Pour le tirage au sort des sénateurs (II)

 

Peu de personnes ont développé une argumentation pour le tirage au sort des représentants du peuple et en particulier des sénateurs.

J’ai retenu les analyses de « I-Cube » parmi celles qui étaient le mieux argumentée.

Les raisons avancées pour refuser que les sénateurs soient tirés au sort parmi des citoyens volontaires, ne résistent à une argumentation un tant soit peu développée :

 

- « Le tirage au sort ne peut pas fonctionner, comme à Athènes, à l’échelle beaucoup plus large des nations actuelles, trop vastes, trop sophistiquées » opposent les défenseurs du système électif.

Ceci n’est pas recevable car la Justice française, le Royaume-Uni, les États-Unis, et d’autres encore, pratiquent depuis très longtemps le tirage au sort pour constituer les jurys populaires.

Même l’Islande l’a retenu pour créer son Assemblée constituante !...

D’autre part, aujourd’hui, grâce aux nouvelles technologies et à Internet, les États possèdent des fichiers recensant les populations pour des raisons fiscales, sociales et administratives (Sécurité sociale, retraite, chômage, etc…).

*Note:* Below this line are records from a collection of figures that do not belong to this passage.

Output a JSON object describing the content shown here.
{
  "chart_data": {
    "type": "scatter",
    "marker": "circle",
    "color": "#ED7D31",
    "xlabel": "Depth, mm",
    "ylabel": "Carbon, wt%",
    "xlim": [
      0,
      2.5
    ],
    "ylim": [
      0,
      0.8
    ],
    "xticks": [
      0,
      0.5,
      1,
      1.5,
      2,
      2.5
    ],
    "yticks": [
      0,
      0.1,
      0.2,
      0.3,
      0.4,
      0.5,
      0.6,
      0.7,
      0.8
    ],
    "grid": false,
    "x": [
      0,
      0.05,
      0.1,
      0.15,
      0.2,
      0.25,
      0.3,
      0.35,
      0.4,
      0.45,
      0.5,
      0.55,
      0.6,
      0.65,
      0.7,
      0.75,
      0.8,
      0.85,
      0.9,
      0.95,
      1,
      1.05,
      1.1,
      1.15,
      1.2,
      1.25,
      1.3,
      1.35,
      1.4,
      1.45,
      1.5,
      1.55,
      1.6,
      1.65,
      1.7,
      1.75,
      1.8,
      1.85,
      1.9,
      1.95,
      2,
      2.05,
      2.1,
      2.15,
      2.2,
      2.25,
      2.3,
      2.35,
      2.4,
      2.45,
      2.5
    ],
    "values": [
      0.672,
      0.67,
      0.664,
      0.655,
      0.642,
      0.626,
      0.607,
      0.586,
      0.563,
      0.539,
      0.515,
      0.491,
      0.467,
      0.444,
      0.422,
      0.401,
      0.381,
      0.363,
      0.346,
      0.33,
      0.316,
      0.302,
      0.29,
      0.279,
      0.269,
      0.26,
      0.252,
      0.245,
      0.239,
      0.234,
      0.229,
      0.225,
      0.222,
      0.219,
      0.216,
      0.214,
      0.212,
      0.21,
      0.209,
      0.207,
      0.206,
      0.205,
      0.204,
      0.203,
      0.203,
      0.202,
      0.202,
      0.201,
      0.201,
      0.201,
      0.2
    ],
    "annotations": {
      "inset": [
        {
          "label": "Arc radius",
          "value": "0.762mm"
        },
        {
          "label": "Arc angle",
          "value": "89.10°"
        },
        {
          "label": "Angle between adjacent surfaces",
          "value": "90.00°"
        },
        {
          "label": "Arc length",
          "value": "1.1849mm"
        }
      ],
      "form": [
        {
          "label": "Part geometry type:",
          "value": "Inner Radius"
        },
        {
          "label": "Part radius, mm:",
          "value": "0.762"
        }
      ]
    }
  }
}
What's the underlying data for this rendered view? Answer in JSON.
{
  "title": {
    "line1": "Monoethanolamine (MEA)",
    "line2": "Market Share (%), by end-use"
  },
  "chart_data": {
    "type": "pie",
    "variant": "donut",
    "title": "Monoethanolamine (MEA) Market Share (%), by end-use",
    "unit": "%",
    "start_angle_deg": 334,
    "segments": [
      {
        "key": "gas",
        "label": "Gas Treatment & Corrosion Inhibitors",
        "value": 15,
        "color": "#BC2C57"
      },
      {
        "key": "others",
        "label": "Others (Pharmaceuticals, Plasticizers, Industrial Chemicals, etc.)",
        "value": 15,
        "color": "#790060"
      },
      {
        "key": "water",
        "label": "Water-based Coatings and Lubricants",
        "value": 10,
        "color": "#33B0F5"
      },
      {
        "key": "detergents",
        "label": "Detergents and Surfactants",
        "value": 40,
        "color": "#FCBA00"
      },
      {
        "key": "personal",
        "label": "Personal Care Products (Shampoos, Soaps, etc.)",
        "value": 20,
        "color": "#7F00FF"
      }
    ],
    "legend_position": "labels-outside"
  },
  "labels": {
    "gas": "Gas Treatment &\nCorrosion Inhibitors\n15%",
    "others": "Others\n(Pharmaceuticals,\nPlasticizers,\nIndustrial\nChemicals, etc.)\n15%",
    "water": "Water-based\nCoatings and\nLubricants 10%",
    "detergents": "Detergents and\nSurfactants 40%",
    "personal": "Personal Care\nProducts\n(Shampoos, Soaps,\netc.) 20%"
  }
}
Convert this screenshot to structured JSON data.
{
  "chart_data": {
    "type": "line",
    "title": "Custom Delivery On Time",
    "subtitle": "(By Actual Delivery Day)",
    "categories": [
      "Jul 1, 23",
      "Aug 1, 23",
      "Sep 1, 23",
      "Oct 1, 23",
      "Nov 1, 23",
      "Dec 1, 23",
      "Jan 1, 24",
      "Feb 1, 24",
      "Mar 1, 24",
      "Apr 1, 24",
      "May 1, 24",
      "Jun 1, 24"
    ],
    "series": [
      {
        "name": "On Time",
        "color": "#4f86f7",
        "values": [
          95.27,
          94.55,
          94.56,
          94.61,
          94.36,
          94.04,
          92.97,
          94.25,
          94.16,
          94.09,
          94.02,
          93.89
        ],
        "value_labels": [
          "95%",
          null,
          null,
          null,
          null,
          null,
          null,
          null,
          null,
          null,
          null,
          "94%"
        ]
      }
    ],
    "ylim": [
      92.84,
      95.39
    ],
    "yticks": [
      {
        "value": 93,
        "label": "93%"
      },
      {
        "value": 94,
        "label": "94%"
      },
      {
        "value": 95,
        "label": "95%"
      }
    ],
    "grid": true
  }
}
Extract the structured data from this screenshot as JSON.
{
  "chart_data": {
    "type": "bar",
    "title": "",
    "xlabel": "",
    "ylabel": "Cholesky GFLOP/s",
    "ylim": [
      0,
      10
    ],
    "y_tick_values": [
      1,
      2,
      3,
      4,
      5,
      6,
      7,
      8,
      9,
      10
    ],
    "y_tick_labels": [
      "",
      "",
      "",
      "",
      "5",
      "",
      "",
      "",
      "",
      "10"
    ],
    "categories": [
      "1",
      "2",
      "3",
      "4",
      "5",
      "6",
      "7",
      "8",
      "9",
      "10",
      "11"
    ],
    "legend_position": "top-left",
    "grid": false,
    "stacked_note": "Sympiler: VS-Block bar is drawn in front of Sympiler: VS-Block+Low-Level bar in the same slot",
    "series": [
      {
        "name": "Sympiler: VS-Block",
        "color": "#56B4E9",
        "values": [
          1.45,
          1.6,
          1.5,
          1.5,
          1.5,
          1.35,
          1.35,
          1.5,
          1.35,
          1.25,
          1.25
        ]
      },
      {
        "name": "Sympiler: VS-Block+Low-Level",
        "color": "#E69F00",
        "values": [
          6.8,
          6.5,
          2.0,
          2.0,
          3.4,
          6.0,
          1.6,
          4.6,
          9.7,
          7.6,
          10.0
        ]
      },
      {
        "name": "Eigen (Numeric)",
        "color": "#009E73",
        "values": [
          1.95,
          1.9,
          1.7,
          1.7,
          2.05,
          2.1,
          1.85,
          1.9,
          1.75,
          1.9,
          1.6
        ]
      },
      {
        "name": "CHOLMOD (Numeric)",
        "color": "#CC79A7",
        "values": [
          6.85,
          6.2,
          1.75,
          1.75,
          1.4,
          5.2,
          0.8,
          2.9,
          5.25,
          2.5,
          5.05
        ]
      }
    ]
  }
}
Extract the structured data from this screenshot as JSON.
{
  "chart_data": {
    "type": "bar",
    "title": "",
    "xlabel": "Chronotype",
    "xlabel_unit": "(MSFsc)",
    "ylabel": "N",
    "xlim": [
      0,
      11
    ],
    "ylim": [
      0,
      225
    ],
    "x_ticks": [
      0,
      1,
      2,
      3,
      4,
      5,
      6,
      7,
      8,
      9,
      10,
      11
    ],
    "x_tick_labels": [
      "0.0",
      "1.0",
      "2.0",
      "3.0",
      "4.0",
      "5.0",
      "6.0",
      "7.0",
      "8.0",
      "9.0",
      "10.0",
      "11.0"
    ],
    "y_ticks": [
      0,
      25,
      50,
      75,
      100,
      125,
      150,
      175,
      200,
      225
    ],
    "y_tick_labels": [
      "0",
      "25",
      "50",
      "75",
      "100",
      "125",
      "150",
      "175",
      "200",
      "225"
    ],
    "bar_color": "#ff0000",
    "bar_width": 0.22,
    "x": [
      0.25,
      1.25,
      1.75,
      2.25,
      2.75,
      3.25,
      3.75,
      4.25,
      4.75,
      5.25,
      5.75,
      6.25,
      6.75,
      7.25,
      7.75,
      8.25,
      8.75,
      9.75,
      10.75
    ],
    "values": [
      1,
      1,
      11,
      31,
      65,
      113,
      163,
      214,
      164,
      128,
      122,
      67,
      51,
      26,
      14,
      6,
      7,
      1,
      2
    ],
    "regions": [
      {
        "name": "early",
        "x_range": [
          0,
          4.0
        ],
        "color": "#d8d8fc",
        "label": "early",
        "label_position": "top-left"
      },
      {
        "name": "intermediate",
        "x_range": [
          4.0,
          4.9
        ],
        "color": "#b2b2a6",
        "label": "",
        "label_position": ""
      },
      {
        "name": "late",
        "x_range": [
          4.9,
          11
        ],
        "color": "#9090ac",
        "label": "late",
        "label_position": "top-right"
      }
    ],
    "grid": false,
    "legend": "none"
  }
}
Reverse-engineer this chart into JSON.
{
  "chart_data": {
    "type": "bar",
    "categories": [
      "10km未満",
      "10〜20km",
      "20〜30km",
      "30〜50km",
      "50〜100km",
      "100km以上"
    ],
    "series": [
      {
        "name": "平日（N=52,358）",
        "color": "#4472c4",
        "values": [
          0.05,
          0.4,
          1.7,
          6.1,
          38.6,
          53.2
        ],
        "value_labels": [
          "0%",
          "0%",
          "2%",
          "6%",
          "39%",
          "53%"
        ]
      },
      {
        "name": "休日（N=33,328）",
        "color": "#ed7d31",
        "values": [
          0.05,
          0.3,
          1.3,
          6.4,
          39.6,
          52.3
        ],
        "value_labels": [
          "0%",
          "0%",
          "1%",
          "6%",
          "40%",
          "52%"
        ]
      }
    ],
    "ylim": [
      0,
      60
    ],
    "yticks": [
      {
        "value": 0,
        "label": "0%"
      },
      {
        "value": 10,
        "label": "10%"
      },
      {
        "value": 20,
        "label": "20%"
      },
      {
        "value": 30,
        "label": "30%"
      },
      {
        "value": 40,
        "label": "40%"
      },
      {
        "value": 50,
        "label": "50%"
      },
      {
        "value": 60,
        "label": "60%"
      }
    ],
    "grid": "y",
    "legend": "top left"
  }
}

Avec ces fichiers, il serait extrêmement simple de créer une base de données composée de citoyens volontaires pour tirer au sort un gouvernement national, européen, ou même mondial !...

En fait, le seul cas où l’élection peut être justifiée est celui du village car tous les habitants se connaissent, comme dans la petite bourgade de 700 habitants du Pays-de-Caux où j’habite et où personne ne veut, d’ailleurs, voir une liste établie par un grand parti !...

La conclusion est que le tirage au sort, très économique, est très bien adapté aux grandes structures territoriales – et même au monde entier... – alors que l’élection ne peut être démocratique qu’au niveau du village ou du quartier, car tout le monde se connait.

 

-      « La démocratie directe cède parfois au populisme, à la dénonciation des élites et au harcèlement judiciaire. » rétorquent certains.

C’est exact et, effectivement, Socrate a été condamné à mort à un moment où la démocratie directe était la plus établie mais il faut souligner que le peuple grec avait protesté contre cette condamnation et que les magistrats coupables furent ensuite bannis d’Athènes !...

La démocratie directe avait fonctionné, mais un peu tard…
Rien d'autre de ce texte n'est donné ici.